仙台市青葉区のサンモール一番町商店街で6月19日、「Sendai Book Market」が開催された。
「Sendai Book Market」開催中のサンモール一番町
「6月の仙台は本の月」を合言葉に、市内各所で本にまつわるイベントを複数開催する「Book! Book! Sendai 2010」の一環として行われた同イベント。一般参加者40組による一箱古本市を中心に、市内の雑貨店が本をテーマにセレクトした商品を販売する物販ブース、盛岡のミニコミ誌「てくり」や、会津発のリトルプレス「oraho」などを扱う県外ブースも設置。特設ステージでは、音楽ライブやポエトリー・リーディング、「書店員POP大賞」の授賞式などさまざまなイベントも行われた。
一箱古本市には仙台を中心に東北近県や東京、名古屋から「一日書店主」が集まり、個性的な古本屋が軒を並べた。仙台の会社員・藤崎芳之さんは、80年代のSFX関連本や映画パンフレットなどを販売する「空想科学美術屋おんばっと」を出店。「実家を整理するからお前のものを何とかしろと言われた。捨てられずに取っておいたものなので手放すのは惜しいが、人のいるスペースまで圧迫するようになっては(笑)」(藤崎さん)と出店を決めたという。若い女性が兄のために劇場用映画「伝説巨神イデオン」のパンフレットを購入していくなど、「自分ではマニアックかなと思ったものでも、意外と買っていく人が多い」と驚いた様子をみせる。
「ばったりたおれ屋」を出店した岩手県一関市の会社員・杉浦宏幸さんは、アート写真集やアートブック、雑貨・インテリア関連の本を出品。店名が「チェブラーシカ」に由来していることに気付いた女性客から話しかけられたり、写真集を買い占めていく客がいたりするなど、「趣味の合う人と交流できて良かった」と振り返った。
秋田からは、「モノポリー秋田県版」やブログ「秋田おそがけ新聞」などを手がける鈴木正洋さんが「なまれ書房」として出店。自著本や同モノポリーのほか、秋田出身の有名人の本や秋田弁Tシャツなどを販売。「秋田にゆかりのある方が興味を持ってのぞいてくれた。来週秋田に行くからと言ってガイドブックを買っていった人もいたが、古い本だったので大丈夫かな…」(鈴木さん)。

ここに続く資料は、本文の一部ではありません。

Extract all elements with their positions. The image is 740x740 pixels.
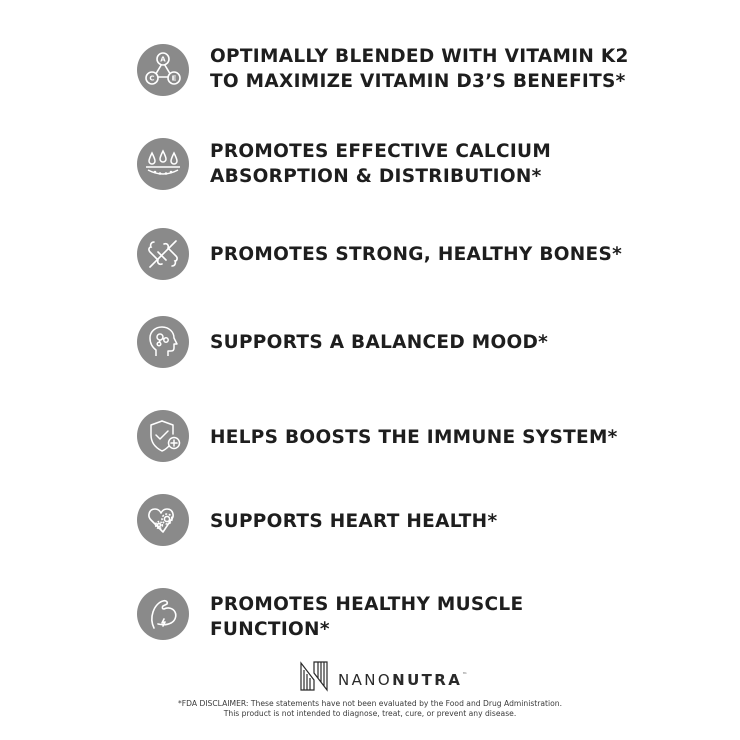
- benefit-line: ABSORPTION & DISTRIBUTION*: [210, 166, 542, 187]
- brand-logo: [299, 660, 468, 694]
- molecule-letter-c: C: [149, 74, 155, 83]
- benefit-line: HELPS BOOSTS THE IMMUNE SYSTEM*: [210, 427, 618, 448]
- disclaimer-line-2: This product is not intended to diagnose, treat, cure, or prevent any disease.: [223, 709, 517, 718]
- flexed-arm-icon: [137, 588, 189, 640]
- vitamin-molecule-icon: [137, 44, 189, 96]
- benefit-line: SUPPORTS A BALANCED MOOD*: [210, 332, 549, 353]
- fda-disclaimer: [120, 699, 620, 719]
- benefit-text: [210, 592, 630, 642]
- benefit-line: PROMOTES HEALTHY MUSCLE: [210, 594, 524, 615]
- benefit-text: [210, 242, 630, 267]
- molecule-letter-a: A: [160, 55, 166, 64]
- brain-head-icon: [137, 316, 189, 368]
- benefit-text: [210, 509, 630, 534]
- disclaimer-line-1: *FDA DISCLAIMER: These statements have not been evaluated by the Food and Drug Administration.: [177, 699, 563, 708]
- brand-name-part1: NANO: [338, 671, 393, 689]
- brand-name: [338, 671, 467, 689]
- brand-name-part2: NUTRA: [392, 671, 463, 689]
- benefit-line: FUNCTION*: [210, 619, 330, 640]
- benefit-line: PROMOTES EFFECTIVE CALCIUM: [210, 141, 552, 162]
- absorption-drops-icon: [137, 138, 189, 190]
- heart-gears-icon: [137, 494, 189, 546]
- benefit-line: SUPPORTS HEART HEALTH*: [210, 511, 498, 532]
- benefit-text: [210, 44, 630, 94]
- shield-check-icon: [137, 410, 189, 462]
- molecule-letter-e: E: [171, 74, 177, 83]
- nanonutra-n-logo-icon: [299, 660, 329, 692]
- benefit-line: OPTIMALLY BLENDED WITH VITAMIN K2: [210, 46, 629, 67]
- bone-icon: [137, 228, 189, 280]
- benefit-text: [210, 330, 630, 355]
- trademark-symbol: ™: [462, 672, 468, 678]
- benefit-text: [210, 425, 630, 450]
- benefit-text: [210, 139, 630, 189]
- benefit-line: TO MAXIMIZE VITAMIN D3’S BENEFITS*: [210, 71, 626, 92]
- benefit-line: PROMOTES STRONG, HEALTHY BONES*: [210, 244, 623, 265]
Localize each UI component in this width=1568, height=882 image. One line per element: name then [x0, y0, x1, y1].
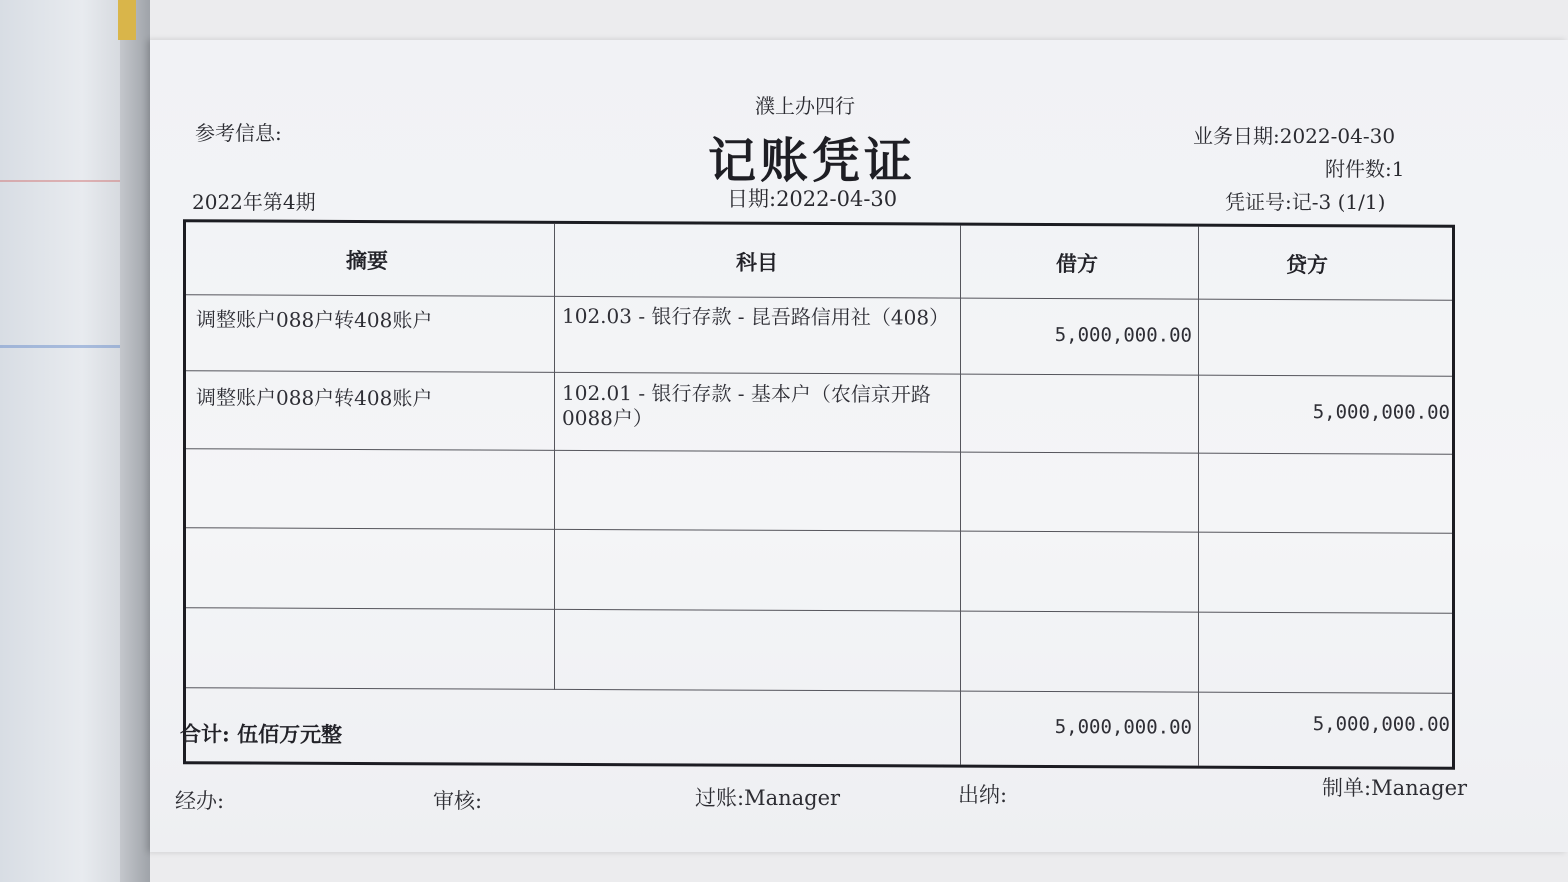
row1-debit: 5,000,000.00 — [1054, 324, 1192, 347]
row2-credit: 5,000,000.00 — [1312, 401, 1450, 424]
row1-account: 102.03 - 银行存款 - 昆吾路信用社（408） — [562, 303, 950, 330]
total-credit: 5,000,000.00 — [1312, 713, 1450, 736]
reviewer-label: 审核: — [433, 789, 483, 813]
header-debit: 借方 — [1056, 251, 1098, 277]
header-summary: 摘要 — [346, 247, 388, 274]
column-divider — [554, 224, 555, 690]
accounting-period: 2022年第4期 — [192, 190, 316, 214]
table-row — [186, 528, 1452, 614]
yellow-cover-edge — [118, 0, 136, 40]
column-divider — [1198, 227, 1199, 766]
preparer-label: 制单:Manager — [1322, 776, 1468, 800]
total-debit: 5,000,000.00 — [1054, 716, 1192, 739]
total-amount-in-words: 合计: 伍佰万元整 — [180, 721, 343, 747]
voucher-table — [180, 219, 1455, 770]
column-divider — [960, 226, 961, 765]
reference-info-label: 参考信息: — [195, 121, 282, 145]
row2-summary: 调整账户088户转408账户 — [196, 385, 433, 411]
left-book-page — [0, 0, 150, 882]
attachment-count: 附件数:1 — [1325, 157, 1405, 181]
header-account: 科目 — [736, 249, 778, 275]
header-credit: 贷方 — [1286, 252, 1328, 278]
business-date: 业务日期:2022-04-30 — [1193, 124, 1396, 148]
handler-label: 经办: — [175, 789, 225, 813]
table-row — [186, 449, 1452, 534]
voucher-title: 记账凭证 — [708, 133, 917, 189]
row2-account: 102.01 - 银行存款 - 基本户（农信京开路0088户） — [562, 380, 931, 431]
row1-summary: 调整账户088户转408账户 — [196, 307, 433, 333]
organization-name: 濮上办四行 — [755, 94, 855, 118]
book-spine — [120, 0, 150, 882]
cashier-label: 出纳: — [958, 783, 1008, 807]
voucher-number: 凭证号:记-3 (1/1) — [1225, 190, 1386, 214]
poster-label: 过账:Manager — [695, 786, 841, 810]
table-row — [186, 608, 1452, 694]
voucher-date: 日期:2022-04-30 — [727, 187, 898, 211]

愛知県犬山市からは「古書五っ葉文庫」を運営する古沢和宏さんが参加し、会場で「痕跡本ツアー」を実施。県内外から集まった6人の参加者とともに、前の所有者の書き込みが残る古本「痕跡本」を探し歩き、それぞれの「痕跡」に込められたストーリーを読み解いた。「お目当ての本を探すだけでなく、例えばこんな古本市の回り方もあるんだということを知ってもらうきっかけになれば」と古沢さん。
今月末まで、市内各所で「Book! Book! Sendai」の主催・参加イベントが開催される。詳しくはサイトで確認できる。